A troika está de saída de Portugal. Mas os três anos de governação sob influência do Fundo Monetário Internacional (FMI), Banco Central Europeu (BCE) e Comissão Europeia continuam a fazer-se sentir na vida e na carteira dos portugueses.
Com vista à flexibilização do mercado de trabalho imposta no memorando de entendimento, o Governo tomou medidas no sentido de reduzir as indemnizações dos trabalhadores em caso de cessação de contrato.
É hoje mais fácil despedir em Portugal?
Na perspetiva da advogada Alice Pereira de Campos, “as empresas que estão em dificuldades continuam a ver-se confrontadas com valores indemnizatórios que não conseguem pagar, sob pena de um desequilíbrio financeiro e de tesouraria ainda maior”.
“Para os trabalhadores mais antigos, não me parece que estas alterações venham fazer grande diferença, porque estes já têm, em relação aos anos passados, assegurado o pagamento de determinado valor de indemnização. Vão, sim, fazer-se sentir nos novos contratos, mas, infelizmente, as empresas estão mais a despedir do que a contratar”, explicou, em entrevista ao Notícias ao Minuto.

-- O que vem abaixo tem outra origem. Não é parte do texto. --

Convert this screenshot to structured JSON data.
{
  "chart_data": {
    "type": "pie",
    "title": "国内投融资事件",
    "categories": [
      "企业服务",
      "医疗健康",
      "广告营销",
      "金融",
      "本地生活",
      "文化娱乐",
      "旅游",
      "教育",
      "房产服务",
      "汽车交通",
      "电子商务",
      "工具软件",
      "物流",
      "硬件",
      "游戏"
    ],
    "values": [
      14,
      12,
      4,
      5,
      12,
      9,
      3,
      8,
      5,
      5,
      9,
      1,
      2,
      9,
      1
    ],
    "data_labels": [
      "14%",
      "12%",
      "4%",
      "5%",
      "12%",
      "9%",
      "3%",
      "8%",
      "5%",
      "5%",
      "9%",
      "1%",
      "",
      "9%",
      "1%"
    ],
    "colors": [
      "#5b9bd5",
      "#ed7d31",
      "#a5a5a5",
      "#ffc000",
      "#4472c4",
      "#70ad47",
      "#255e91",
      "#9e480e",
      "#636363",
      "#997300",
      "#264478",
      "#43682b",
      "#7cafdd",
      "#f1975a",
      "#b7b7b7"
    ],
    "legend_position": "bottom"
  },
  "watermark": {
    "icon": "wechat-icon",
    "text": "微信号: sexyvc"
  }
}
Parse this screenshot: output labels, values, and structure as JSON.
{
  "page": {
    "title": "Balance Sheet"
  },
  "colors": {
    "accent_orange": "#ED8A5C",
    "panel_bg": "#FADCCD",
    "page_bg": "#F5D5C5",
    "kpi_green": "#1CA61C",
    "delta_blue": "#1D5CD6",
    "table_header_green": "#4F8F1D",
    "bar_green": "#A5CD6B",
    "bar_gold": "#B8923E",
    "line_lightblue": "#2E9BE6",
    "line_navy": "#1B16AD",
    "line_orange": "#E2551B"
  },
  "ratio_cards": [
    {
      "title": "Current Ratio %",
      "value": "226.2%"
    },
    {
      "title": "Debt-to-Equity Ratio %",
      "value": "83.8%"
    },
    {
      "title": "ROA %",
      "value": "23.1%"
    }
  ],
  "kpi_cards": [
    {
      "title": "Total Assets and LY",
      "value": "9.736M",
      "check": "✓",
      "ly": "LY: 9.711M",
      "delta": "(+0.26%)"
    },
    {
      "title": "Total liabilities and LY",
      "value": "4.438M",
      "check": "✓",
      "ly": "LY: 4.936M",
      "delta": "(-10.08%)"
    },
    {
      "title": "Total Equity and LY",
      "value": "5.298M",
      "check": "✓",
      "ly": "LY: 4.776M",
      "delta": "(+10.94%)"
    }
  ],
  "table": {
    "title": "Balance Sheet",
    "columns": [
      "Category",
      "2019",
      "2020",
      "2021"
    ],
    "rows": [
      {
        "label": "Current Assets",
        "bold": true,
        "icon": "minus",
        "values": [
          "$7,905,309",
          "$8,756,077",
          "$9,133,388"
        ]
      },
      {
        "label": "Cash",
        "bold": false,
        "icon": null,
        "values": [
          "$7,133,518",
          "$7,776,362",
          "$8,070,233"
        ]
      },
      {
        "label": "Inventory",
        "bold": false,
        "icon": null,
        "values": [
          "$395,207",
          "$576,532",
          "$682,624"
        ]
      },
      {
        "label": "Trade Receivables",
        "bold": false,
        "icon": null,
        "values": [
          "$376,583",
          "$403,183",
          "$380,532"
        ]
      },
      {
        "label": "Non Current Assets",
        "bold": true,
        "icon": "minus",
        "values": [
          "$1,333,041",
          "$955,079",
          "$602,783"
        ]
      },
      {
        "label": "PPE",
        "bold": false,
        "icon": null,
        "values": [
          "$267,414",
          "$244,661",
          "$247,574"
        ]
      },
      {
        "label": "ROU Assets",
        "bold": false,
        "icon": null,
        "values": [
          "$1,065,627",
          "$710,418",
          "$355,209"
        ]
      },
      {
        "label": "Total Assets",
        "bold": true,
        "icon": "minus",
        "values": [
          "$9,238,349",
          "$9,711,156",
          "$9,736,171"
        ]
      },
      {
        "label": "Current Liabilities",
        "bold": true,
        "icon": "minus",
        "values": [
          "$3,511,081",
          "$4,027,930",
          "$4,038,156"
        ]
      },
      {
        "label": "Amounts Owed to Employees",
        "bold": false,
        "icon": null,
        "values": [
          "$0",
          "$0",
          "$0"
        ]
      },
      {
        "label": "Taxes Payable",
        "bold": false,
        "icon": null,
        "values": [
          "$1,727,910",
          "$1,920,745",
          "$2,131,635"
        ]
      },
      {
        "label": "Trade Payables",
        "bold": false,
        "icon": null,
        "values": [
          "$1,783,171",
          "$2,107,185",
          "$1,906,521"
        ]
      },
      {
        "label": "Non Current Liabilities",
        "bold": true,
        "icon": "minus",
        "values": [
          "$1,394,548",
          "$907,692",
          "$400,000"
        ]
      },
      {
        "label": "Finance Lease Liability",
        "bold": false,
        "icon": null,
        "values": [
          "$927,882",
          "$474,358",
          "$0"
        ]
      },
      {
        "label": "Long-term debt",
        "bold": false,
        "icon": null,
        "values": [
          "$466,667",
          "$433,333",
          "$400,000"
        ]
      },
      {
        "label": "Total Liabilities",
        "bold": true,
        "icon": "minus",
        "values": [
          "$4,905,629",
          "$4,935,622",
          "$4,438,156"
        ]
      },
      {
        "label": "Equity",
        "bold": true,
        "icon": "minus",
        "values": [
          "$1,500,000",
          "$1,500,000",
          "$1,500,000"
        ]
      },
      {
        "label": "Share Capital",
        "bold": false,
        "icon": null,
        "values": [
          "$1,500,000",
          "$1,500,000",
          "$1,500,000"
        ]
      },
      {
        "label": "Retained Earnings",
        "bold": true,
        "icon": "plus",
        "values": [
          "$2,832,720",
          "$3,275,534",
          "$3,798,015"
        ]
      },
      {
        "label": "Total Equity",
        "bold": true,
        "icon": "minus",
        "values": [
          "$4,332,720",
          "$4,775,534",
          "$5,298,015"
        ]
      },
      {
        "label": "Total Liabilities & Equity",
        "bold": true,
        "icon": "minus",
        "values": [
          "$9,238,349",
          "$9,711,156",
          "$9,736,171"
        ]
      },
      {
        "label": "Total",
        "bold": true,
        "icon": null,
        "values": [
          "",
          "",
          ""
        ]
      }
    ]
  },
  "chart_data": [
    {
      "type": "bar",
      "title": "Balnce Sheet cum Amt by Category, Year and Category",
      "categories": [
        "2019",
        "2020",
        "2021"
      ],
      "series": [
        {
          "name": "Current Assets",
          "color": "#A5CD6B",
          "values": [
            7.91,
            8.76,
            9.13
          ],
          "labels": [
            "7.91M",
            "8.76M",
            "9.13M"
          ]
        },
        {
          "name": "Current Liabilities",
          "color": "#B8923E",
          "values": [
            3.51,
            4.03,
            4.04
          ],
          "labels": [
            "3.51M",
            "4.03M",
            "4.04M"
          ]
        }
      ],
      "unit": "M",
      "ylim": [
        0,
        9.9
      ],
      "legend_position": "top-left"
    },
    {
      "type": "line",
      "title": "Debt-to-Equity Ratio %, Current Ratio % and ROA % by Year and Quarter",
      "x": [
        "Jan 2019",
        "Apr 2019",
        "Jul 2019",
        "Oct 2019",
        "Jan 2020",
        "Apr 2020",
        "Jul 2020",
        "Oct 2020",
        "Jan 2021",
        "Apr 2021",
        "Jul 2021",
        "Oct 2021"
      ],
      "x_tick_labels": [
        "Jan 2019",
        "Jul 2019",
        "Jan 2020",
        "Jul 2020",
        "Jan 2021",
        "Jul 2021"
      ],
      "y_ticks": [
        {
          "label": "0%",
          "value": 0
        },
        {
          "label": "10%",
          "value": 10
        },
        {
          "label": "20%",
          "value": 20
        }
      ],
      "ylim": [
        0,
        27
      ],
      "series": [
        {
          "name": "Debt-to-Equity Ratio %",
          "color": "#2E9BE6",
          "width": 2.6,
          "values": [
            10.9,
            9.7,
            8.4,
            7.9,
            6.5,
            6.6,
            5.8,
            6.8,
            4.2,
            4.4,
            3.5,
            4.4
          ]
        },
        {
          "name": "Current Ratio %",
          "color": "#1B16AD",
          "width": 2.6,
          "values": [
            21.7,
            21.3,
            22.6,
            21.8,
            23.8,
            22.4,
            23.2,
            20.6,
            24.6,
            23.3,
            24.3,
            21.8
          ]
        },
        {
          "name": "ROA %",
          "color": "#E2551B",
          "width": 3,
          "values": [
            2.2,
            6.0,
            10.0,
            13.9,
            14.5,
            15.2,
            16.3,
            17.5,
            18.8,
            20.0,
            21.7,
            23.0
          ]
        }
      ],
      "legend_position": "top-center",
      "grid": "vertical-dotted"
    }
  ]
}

Contudo, há uma outra medida que prejudica os trabalhadores mais antigos, que tem a ver com a alteração dos critérios de despedimento em caso de extinção do posto de trabalho. Neste âmbito, a antiguidade passou para segundo plano, dando destaque a aspetos como a avaliação de desempenho, qualificação e onerosidade do vínculo laboral.
“Os trabalhadores com maior antiguidade poderão ser preteridos em relação aos trabalhadores com menor antiguidade, que geralmente representam um custo inferior para a empresa. Isto é dar mote para que trabalhadores mais velhos e com maiores dificuldades em entrar no mercado sejam mais facilmente dispensados”, sublinhou.
Regime português é protecionista em relação aos trabalhadores
A especialista em Direito do Trabalho acredita que “as alterações introduzidas no âmbito do programa de assistência financeira beneficiam mais os empregadores do que os trabalhadores. Mas a verdade é que, em comparação com os países da União Europeia, os trabalhadores portugueses – pelo menos em teoria – têm maior proteção e direitos mais vantajosos”.
A mesma opinião é partilhada pela responsável pela área de Recursos Humanos da empresa Konica Minolta, que entende não se tratar de uma questão de justiça, mas de uma tentativa de uniformizar critérios em relação ao que acontece no resto da Europa. “Despedir, em Portugal, continua a ser muito complicado”, frisou, acrescentando que a solução passa pelas “revogações por mútuo acordo, a forma que as empresas encontram de por fim à relação laboral”, o que nem sempre é desvantajoso para o trabalhador.
“A sensação que tenho é de que os trabalhadores, com receio das insolvências, estão a aceitar fazer acordos revogatórios que lhes garantam o acesso ao subsídio de desemprego e lhes deem alguma compensação. Mais vale um pássaro na mão do que dois a voar”, assinalou Alice Pereira de Campos.
Horas extraordinárias
A par desta alteração, também o valor pago pela prestação de trabalho extraordinário decaiu no período em que a troika esteve em Portugal. Em 2012, o Tribunal Constitucional suspendeu as convenções coletivas durante dois anos, levando a que a retribuição pela prestação de trabalho suplementar se regesse pela lei geral, que contempla remunerações bem inferiores.
Segundo a advogada, a adequação das convenções coletivas à atual situação financeira do país poderá ser uma solução para fazer face a esta discrepância de valores. Contudo, admite tratar-se de um acordo complexo, já que os sindicatos dificilmente estarão dispostos a ceder nesta matéria.
Contratos a termo e estágios profissionais
Como forma de evitar/retardar a vinculação efetiva dos trabalhadores e de poupar recursos financeiros, as empresas recorrem frequentemente a contratos com termo certo e a estágios profissionais ao abrigo do Instituto de Emprego e Formação Profissional (IEFP).
Na perspetiva de Alice Campos, que exerceu funções na prestigiada sociedade de advogados Uría Menéndez - Proença de Carvalho, em 90% dos casos, trata-se de contratos nulos, já que “os contratos a termo só podem ser celebrados se existir uma necessidade temporária da empresa e os contratos de estágio são contratos de formação. O que se tem feito é adulterar a sua utilização para relações efetivas de trabalho”.
“É tão fácil cometer ilegalidades em Portugal. Ainda há uma grande impunidade, que permite que os empregadores façam uso dessas ferramentas. Os trabalhadores nem pensam na possibilidade de virem a ser contratados como efetivos, que é aquilo que deveria acontecer, porque é a regra geral do Código do Trabalho”, rematou.